Always look on the bright side of life…

roast lambThe best thing I’ve discovered about this high meat diet – apart from the pleasure of rediscovering my British cooking roots with stews and casseroles like Lancashire hotpot – is that I can indulge my love of roast lamb with rosemary and garlic. Mmmm!!


  1. I have been known to have reoccurring staph infections; was admitted to hospital w/high temp; septic; and also diagnosed with ITP; 3 yrs. later developed staph again & treated it @ home; was seen by PCP and plates at 46; referred to hemo again 2nd time (no treatment necessary); and now receiving these maint. drugs which cud lead to other medical problems if taken long ... hemo says it is life long and I've researched; read all sorts of cases and people can go in remission; hemo said I wud be on Nplate indefinitely ... not happy with his bad communication skills; and not answering my questions; feeling frustrated and concerned at the same time ... want to get 2nd opinion; but don't know how to go about it w/out ruffling hemo and PCP's feathers ...
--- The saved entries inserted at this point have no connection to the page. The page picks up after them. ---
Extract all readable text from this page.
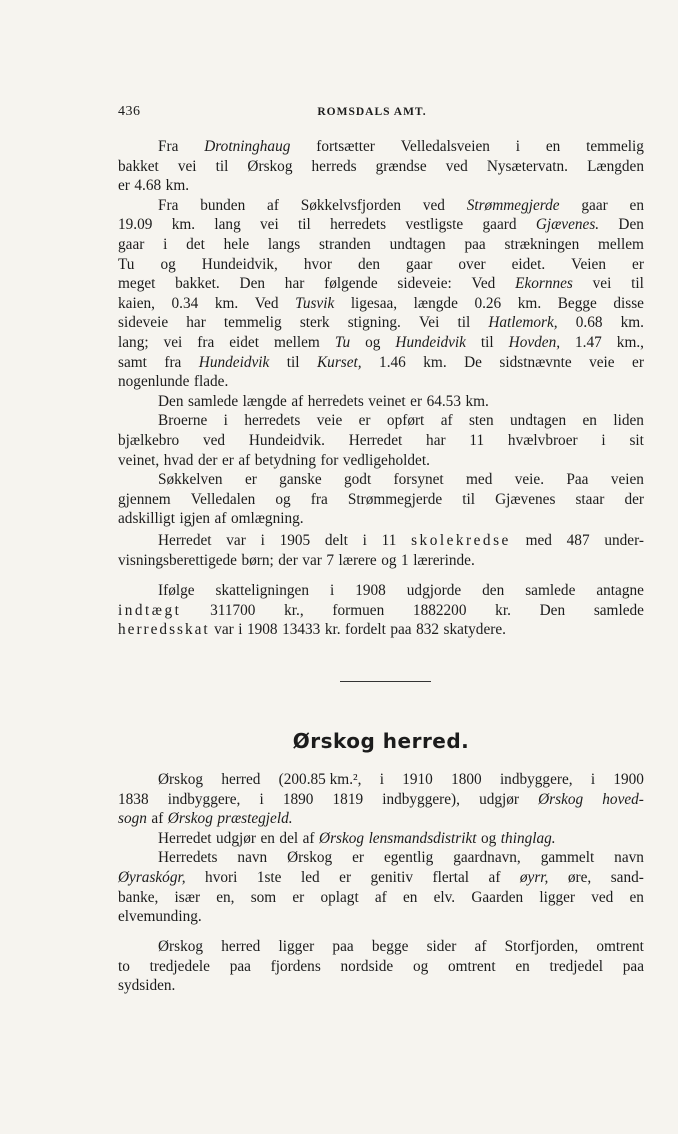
436	ROMSDALS AMT.
Fra Drotninghaug fortsætter Velledalsveien i en temmelig
bakket vei til Ørskog herreds grændse ved Nysætervatn. Længden
er 4.68 km.
Fra bunden af Søkkelvsfjorden ved Strømmegjerde gaar en
19.09 km. lang vei til herredets vestligste gaard Gjævenes. Den
gaar i det hele langs stranden undtagen paa strækningen mellem
Tu og Hundeidvik, hvor den gaar over eidet. Veien er
meget bakket. Den har følgende sideveie: Ved Ekornnes vei til
kaien, 0.34 km. Ved Tusvik ligesaa, længde 0.26 km. Begge disse
sideveie har temmelig sterk stigning. Vei til Hatlemork, 0.68 km.
lang; vei fra eidet mellem Tu og Hundeidvik til Hovden, 1.47 km.,
samt fra Hundeidvik til Kurset, 1.46 km. De sidstnævnte veie er
nogenlunde flade.
Den samlede længde af herredets veinet er 64.53 km.
Broerne i herredets veie er opført af sten undtagen en liden
bjælkebro ved Hundeidvik. Herredet har 11 hvælvbroer i sit
veinet, hvad der er af betydning for vedligeholdet.
Søkkelven er ganske godt forsynet med veie. Paa veien
gjennem Velledalen og fra Strømmegjerde til Gjævenes staar der
adskilligt igjen af omlægning.
Herredet var i 1905 delt i 11 skolekredse med 487 under-
visningsberettigede børn; der var 7 lærere og 1 lærerinde.
Ifølge skatteligningen i 1908 udgjorde den samlede antagne
indtægt 311700 kr., formuen 1882200 kr. Den samlede
herredsskat var i 1908 13433 kr. fordelt paa 832 skatydere.
Ørskog herred.
Ørskog herred (200.85 km.², i 1910 1800 indbyggere, i 1900
1838 indbyggere, i 1890 1819 indbyggere), udgjør Ørskog hoved-
sogn af Ørskog præstegjeld.
Herredet udgjør en del af Ørskog lensmandsdistrikt og thinglag.
Herredets navn Ørskog er egentlig gaardnavn, gammelt navn
Øyraskógr, hvori 1ste led er genitiv flertal af øyrr, øre, sand-
banke, især en, som er oplagt af en elv. Gaarden ligger ved en
elvemunding.
Ørskog herred ligger paa begge sider af Storfjorden, omtrent
to tredjedele paa fjordens nordside og omtrent en tredjedel paa
sydsiden.
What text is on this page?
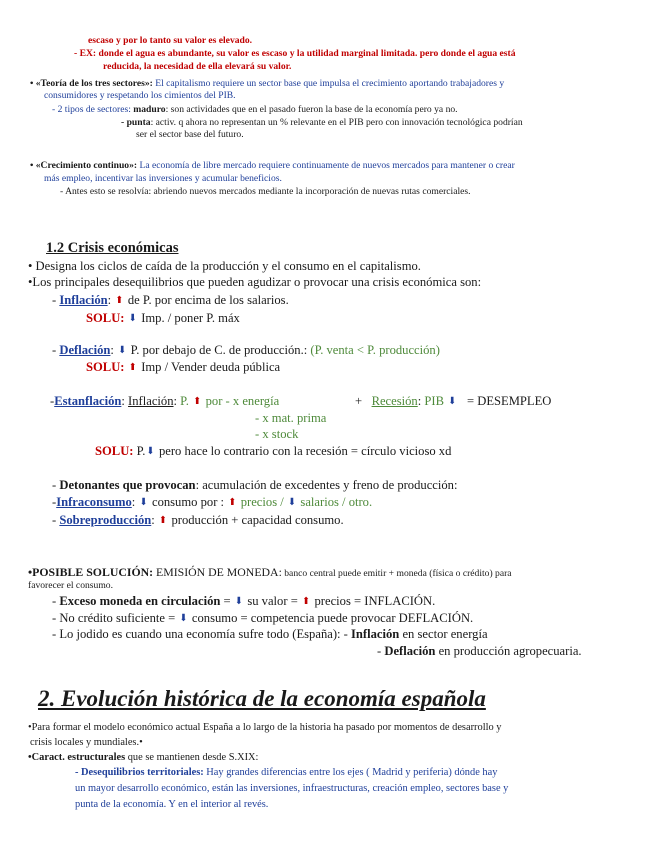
escaso y por lo tanto su valor es elevado.
- EX: donde el agua es abundante, su valor es escaso y la utilidad marginal limitada. pero donde el agua está
reducida, la necesidad de ella elevará su valor.
• «Teoría de los tres sectores»: El capitalismo requiere un sector base que impulsa el crecimiento aportando trabajadores y
consumidores y respetando los cimientos del PIB.
- 2 tipos de sectores: maduro: son actividades que en el pasado fueron la base de la economía pero ya no.
- punta: activ. q ahora no representan un % relevante en el PIB pero con innovación tecnológica podrían
ser el sector base del futuro.
• «Crecimiento continuo»: La economía de libre mercado requiere continuamente de nuevos mercados para mantener o crear
más empleo, incentivar las inversiones y acumular beneficios.
- Antes esto se resolvía: abriendo nuevos mercados mediante la incorporación de nuevas rutas comerciales.
1.2 Crisis económicas
• Designa los ciclos de caída de la producción y el consumo en el capitalismo.
•Los principales desequilibrios que pueden agudizar o provocar una crisis económica son:
- Inflación: ⬆ de P. por encima de los salarios.
SOLU: ⬇ Imp. / poner P. máx
- Deflación: ⬇ P. por debajo de C. de producción.: (P. venta < P. producción)
SOLU: ⬆ Imp / Vender deuda pública
-Estanflación: Inflación: P. ⬆ por - x energía	+ Recesión: PIB ⬇ = DESEMPLEO
- x mat. prima
- x stock
SOLU: P.⬇ pero hace lo contrario con la recesión = círculo vicioso xd
- Detonantes que provocan: acumulación de excedentes y freno de producción:
-Infraconsumo: ⬇ consumo por : ⬆ precios / ⬇ salarios / otro.
- Sobreproducción: ⬆ producción + capacidad consumo.
•POSIBLE SOLUCIÓN: EMISIÓN DE MONEDA: banco central puede emitir + moneda (física o crédito) para
favorecer el consumo.
- Exceso moneda en circulación = ⬇ su valor = ⬆ precios = INFLACIÓN.
- No crédito suficiente = ⬇ consumo = competencia puede provocar DEFLACIÓN.
- Lo jodido es cuando una economía sufre todo (España): - Inflación en sector energía
- Deflación en producción agropecuaria.
2. Evolución histórica de la economía española
•Para formar el modelo económico actual España a lo largo de la historia ha pasado por momentos de desarrollo y
crisis locales y mundiales.•
•Caract. estructurales que se mantienen desde S.XIX:
- Desequilibrios territoriales: Hay grandes diferencias entre los ejes ( Madrid y periferia) dónde hay
un mayor desarrollo económico, están las inversiones, infraestructuras, creación empleo, sectores base y
punta de la economía. Y en el interior al revés.
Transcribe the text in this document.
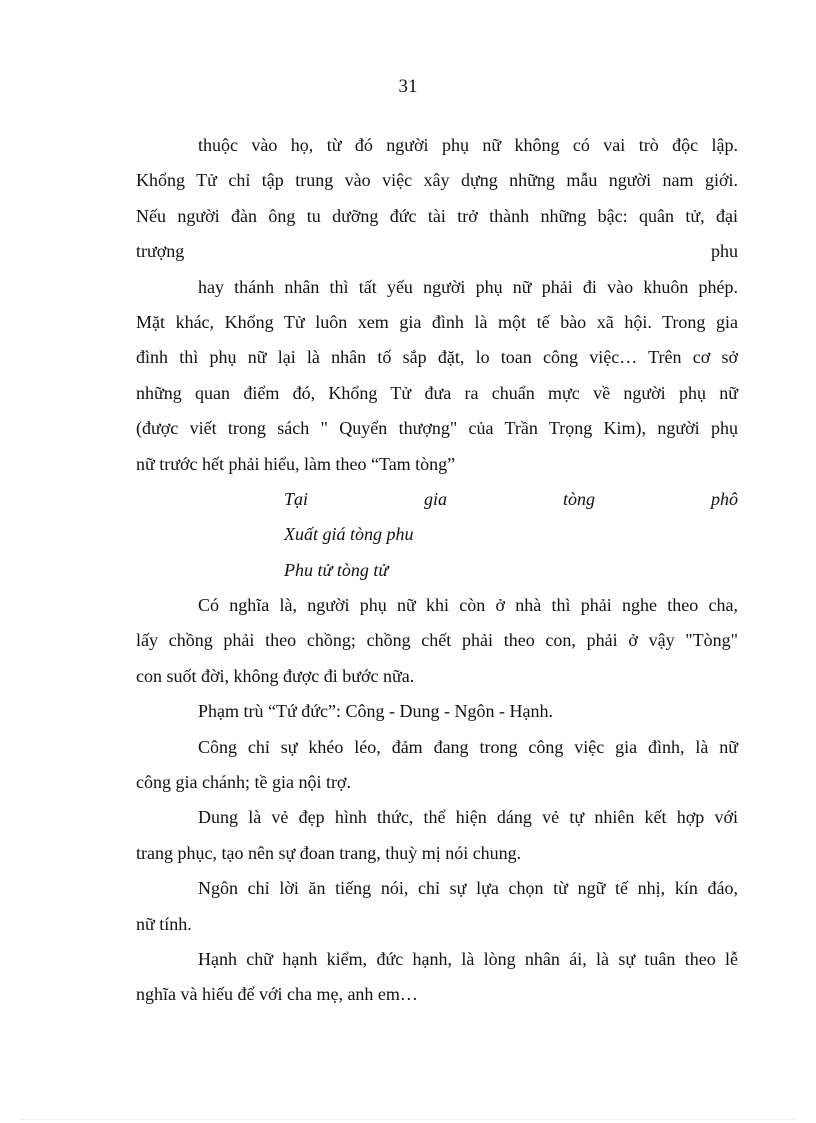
31
thuộc vào họ, từ đó người phụ nữ không có vai trò độc lập.
Khổng Tử chỉ tập trung vào việc xây dựng những mẫu người nam giới.
Nếu người đàn ông tu dưỡng đức tài trở thành những bậc: quân tử, đại
trượng	phu
hay thánh nhân thì tất yếu người phụ nữ phải đi vào khuôn phép.
Mặt khác, Khổng Tử luôn xem gia đình là một tế bào xã hội. Trong gia
đình thì phụ nữ lại là nhân tố sắp đặt, lo toan công việc… Trên cơ sở
những quan điểm đó, Khổng Tử đưa ra chuẩn mực về người phụ nữ
(được viết trong sách " Quyển thượng" của Trần Trọng Kim), người phụ
nữ trước hết phải hiểu, làm theo “Tam tòng”
Tại	gia	tòng	phô
Xuất giá tòng phu
Phu tử tòng tử
Có nghĩa là, người phụ nữ khi còn ở nhà thì phải nghe theo cha,
lấy chồng phải theo chồng; chồng chết phải theo con, phải ở vậy "Tòng"
con suốt đời, không được đi bước nữa.
Phạm trù “Tứ đức”: Công - Dung - Ngôn - Hạnh.
Công chỉ sự khéo léo, đảm đang trong công việc gia đình, là nữ
công gia chánh; tề gia nội trợ.
Dung là vẻ đẹp hình thức, thể hiện dáng vẻ tự nhiên kết hợp với
trang phục, tạo nên sự đoan trang, thuỳ mị nói chung.
Ngôn chỉ lời ăn tiếng nói, chỉ sự lựa chọn từ ngữ tế nhị, kín đáo,
nữ tính.
Hạnh chữ hạnh kiểm, đức hạnh, là lòng nhân ái, là sự tuân theo lễ
nghĩa và hiếu để với cha mẹ, anh em…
  2. Hi, Thanks for reading my blog & sharing your experience. It is tough to know what's helpful & what's not, & even harder if you & your haemo (Aust/UK spelling) don't have a good rapport. When my original haemo retired 3 years ago, I was delighted to be given a young woman specialist, who is very open & friendly, & patient with me & my questions. I hope you can find a more helpful one who will answer your questions and help you see what's the best course for you.

    It's true that if it doesn't resolve itself in a few months, then ITP is lifelong, & that medications to support our platelets can be damaging in other ways. It's a balancing act: the meds keep us alive, so we put up with damage that is hopefully not fatal. My daily prednisone is thinning my bones & drying & thinning my skin, so I have to manage those side-effects. Unfortunately, the cholestyramine turned out not to be the answer my doctor & I had hoped. In fact it had a near-fatal side-effect. I won't go into all the unpleasant details, but I ended up in Emergency with a perforated colon. The surgeon who operated, performing a colostomy on me, told me several times he had saved my life. He also ordered me to get back on "a more normal, high fibre diet!"